During the song, Simone also takes the time to reflect on the loss of other role models and cultural beacons: “Lorraine Hansberry left us … and then Langston Hughes left us, Coltrane left us, Otis Redding left us. Who can go on? Do you realize how many we have lost? … We can’t afford any more losses. … They’re shooting us down one by one.”

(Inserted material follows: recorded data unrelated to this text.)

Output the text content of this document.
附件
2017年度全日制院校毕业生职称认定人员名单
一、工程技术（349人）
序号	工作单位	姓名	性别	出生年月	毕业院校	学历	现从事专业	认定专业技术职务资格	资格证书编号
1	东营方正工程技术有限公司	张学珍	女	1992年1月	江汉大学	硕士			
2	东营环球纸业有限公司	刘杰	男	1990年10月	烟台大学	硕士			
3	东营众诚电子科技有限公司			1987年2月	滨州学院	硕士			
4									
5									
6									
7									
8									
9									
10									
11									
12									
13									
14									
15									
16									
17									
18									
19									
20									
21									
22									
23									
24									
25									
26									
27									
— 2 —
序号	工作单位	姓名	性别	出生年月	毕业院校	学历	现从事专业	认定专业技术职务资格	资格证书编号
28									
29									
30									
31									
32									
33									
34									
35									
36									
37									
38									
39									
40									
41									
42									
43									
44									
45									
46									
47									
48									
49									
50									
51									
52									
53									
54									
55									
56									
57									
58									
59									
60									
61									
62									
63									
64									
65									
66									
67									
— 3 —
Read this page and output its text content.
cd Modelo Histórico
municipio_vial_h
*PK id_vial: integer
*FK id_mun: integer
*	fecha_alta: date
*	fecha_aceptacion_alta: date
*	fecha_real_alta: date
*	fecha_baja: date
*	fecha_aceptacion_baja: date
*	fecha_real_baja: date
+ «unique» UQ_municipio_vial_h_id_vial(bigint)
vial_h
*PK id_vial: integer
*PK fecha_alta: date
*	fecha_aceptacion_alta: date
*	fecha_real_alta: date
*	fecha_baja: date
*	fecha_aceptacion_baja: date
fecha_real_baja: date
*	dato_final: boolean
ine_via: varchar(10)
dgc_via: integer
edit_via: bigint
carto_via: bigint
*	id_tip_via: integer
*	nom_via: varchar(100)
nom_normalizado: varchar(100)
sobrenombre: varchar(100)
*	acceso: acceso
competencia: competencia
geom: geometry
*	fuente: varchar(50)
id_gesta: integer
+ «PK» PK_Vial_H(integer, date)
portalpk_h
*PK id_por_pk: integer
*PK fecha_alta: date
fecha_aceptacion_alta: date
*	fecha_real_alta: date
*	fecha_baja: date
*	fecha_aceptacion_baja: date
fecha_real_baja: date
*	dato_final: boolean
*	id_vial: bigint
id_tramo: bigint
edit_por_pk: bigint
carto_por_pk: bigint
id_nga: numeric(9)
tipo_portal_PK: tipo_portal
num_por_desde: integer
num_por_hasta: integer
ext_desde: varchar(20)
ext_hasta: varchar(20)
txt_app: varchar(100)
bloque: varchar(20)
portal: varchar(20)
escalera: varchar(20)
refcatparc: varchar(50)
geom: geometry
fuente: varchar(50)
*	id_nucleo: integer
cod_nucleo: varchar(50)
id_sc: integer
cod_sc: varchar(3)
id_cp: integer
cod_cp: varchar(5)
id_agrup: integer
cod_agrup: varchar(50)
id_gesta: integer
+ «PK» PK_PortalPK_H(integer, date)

Perhaps not surprisingly, Simone also used ‘Mississippi Goddam‘ in her Westbury concert to comment on King’s murder and to connect it to other incidents, not least the church bombing that had inspired the writing of the song. At one point she replaces “Tennessee” with “Memphis”, a reference to the city where King was shot; later, calling upon the audience to join her in song, Simone shouts “the time is too late now … the King is dead!” As if it were not clear that ‘Mississippi Goddam’ is delivering on the threats hinted at in ‘Why?’, Simone declares “I ain’t about to be nonviolent honey!” Unlike the version of the song immortalized on the In Concert album, here it is Simone who is laughing. Her laughter seems as strange and out of place as that of the audience in the earlier version but we should probably hear it as an illogical response to an illogical and impossible situation.